February 25, 2013
Litigation: Jim McElhaney on "Killing Your Case With Clutter".
Hey, you're brilliant--but too much information, big guy. See this one on clutter getting in the way of your client's case by the legendary James W. McElhaney in the October 2010 issue of the ABA Journal. Please note also in this piece how McElhaney himself writes.
This is how he always writes. Spare, simple, friendly, efficient prose. It is intended to communicate. It is always in search of the right word. He's been writing in non-wank speak for over three decades. No legalese. This is people-speak--and it sings. Use people-speak (1) when you write and (2) when you fill up a courtroom with your client's story and your big personality. Excerpts:
Ernie’s opening followed a strict chronological order that kept him hopping back and forth from one topic to another. He did it in such meticulous detail that it took 12 different charts set up on wooden easels around the courtroom to cover everything he said.

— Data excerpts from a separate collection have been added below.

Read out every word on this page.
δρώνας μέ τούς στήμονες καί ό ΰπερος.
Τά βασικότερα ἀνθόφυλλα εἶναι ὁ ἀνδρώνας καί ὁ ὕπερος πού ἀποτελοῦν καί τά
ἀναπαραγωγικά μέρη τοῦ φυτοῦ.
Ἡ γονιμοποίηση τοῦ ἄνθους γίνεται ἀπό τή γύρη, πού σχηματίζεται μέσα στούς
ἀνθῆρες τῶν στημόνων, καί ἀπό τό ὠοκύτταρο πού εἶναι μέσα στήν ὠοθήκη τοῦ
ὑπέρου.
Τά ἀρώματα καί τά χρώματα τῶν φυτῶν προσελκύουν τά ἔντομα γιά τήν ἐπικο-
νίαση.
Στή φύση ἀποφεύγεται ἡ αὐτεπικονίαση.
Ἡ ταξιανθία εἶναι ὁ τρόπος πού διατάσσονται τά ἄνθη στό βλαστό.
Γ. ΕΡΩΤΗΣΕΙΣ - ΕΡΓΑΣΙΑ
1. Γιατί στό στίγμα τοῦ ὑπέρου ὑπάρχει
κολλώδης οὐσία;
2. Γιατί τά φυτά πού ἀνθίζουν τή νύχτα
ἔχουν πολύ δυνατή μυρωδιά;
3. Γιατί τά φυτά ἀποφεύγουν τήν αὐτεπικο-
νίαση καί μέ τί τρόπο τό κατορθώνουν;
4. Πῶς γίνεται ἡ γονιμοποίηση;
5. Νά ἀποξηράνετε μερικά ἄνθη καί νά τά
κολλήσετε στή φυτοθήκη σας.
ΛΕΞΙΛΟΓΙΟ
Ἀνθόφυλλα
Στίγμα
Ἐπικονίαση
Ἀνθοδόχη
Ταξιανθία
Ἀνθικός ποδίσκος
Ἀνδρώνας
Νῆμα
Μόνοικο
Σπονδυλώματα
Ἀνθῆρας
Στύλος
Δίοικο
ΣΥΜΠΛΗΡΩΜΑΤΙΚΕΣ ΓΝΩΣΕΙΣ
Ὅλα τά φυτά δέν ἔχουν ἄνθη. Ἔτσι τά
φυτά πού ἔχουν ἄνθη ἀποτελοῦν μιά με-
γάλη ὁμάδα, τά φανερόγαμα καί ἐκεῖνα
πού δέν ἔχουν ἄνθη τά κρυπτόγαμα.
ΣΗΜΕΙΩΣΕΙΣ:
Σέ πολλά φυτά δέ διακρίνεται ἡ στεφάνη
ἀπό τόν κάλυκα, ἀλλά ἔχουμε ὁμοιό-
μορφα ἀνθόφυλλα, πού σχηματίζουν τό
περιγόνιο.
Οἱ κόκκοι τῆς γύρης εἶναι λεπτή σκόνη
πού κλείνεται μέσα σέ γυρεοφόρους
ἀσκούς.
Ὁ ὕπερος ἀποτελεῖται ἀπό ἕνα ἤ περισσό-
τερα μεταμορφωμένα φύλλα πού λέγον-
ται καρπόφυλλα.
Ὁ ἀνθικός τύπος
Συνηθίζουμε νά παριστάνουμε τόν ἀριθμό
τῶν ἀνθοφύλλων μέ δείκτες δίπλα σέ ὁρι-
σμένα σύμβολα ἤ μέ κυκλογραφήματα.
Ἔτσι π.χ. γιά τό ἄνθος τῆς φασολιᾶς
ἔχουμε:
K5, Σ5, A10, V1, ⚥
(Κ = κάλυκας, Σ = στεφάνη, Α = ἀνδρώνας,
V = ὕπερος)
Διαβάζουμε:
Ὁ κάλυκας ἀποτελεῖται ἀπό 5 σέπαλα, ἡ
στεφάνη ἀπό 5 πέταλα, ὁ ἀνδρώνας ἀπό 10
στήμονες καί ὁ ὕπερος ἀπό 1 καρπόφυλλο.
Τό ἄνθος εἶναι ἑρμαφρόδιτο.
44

While all this was going on, one of the associates from Ernie’s firm leaned over and whispered, “I’ve never seen anything like this before. I guess this is what people mean by a tour de force. Anyway, Ernie doesn’t need these outlines. You can tell by his pace that he’s got it all memorized. He’s doing it this way because he read somewhere that people are more likely to believe something if they see and hear it at the same time.”
I didn’t answer him because I was concentrating on how Ernie was coming across to the judge and jury. It bothered me that he kept the same clipped pace going the entire time. By the time he hit the 30-minute mark, everyone in the courtroom was looking more than a little dazed.
Be excellent--not anal-comprehensive.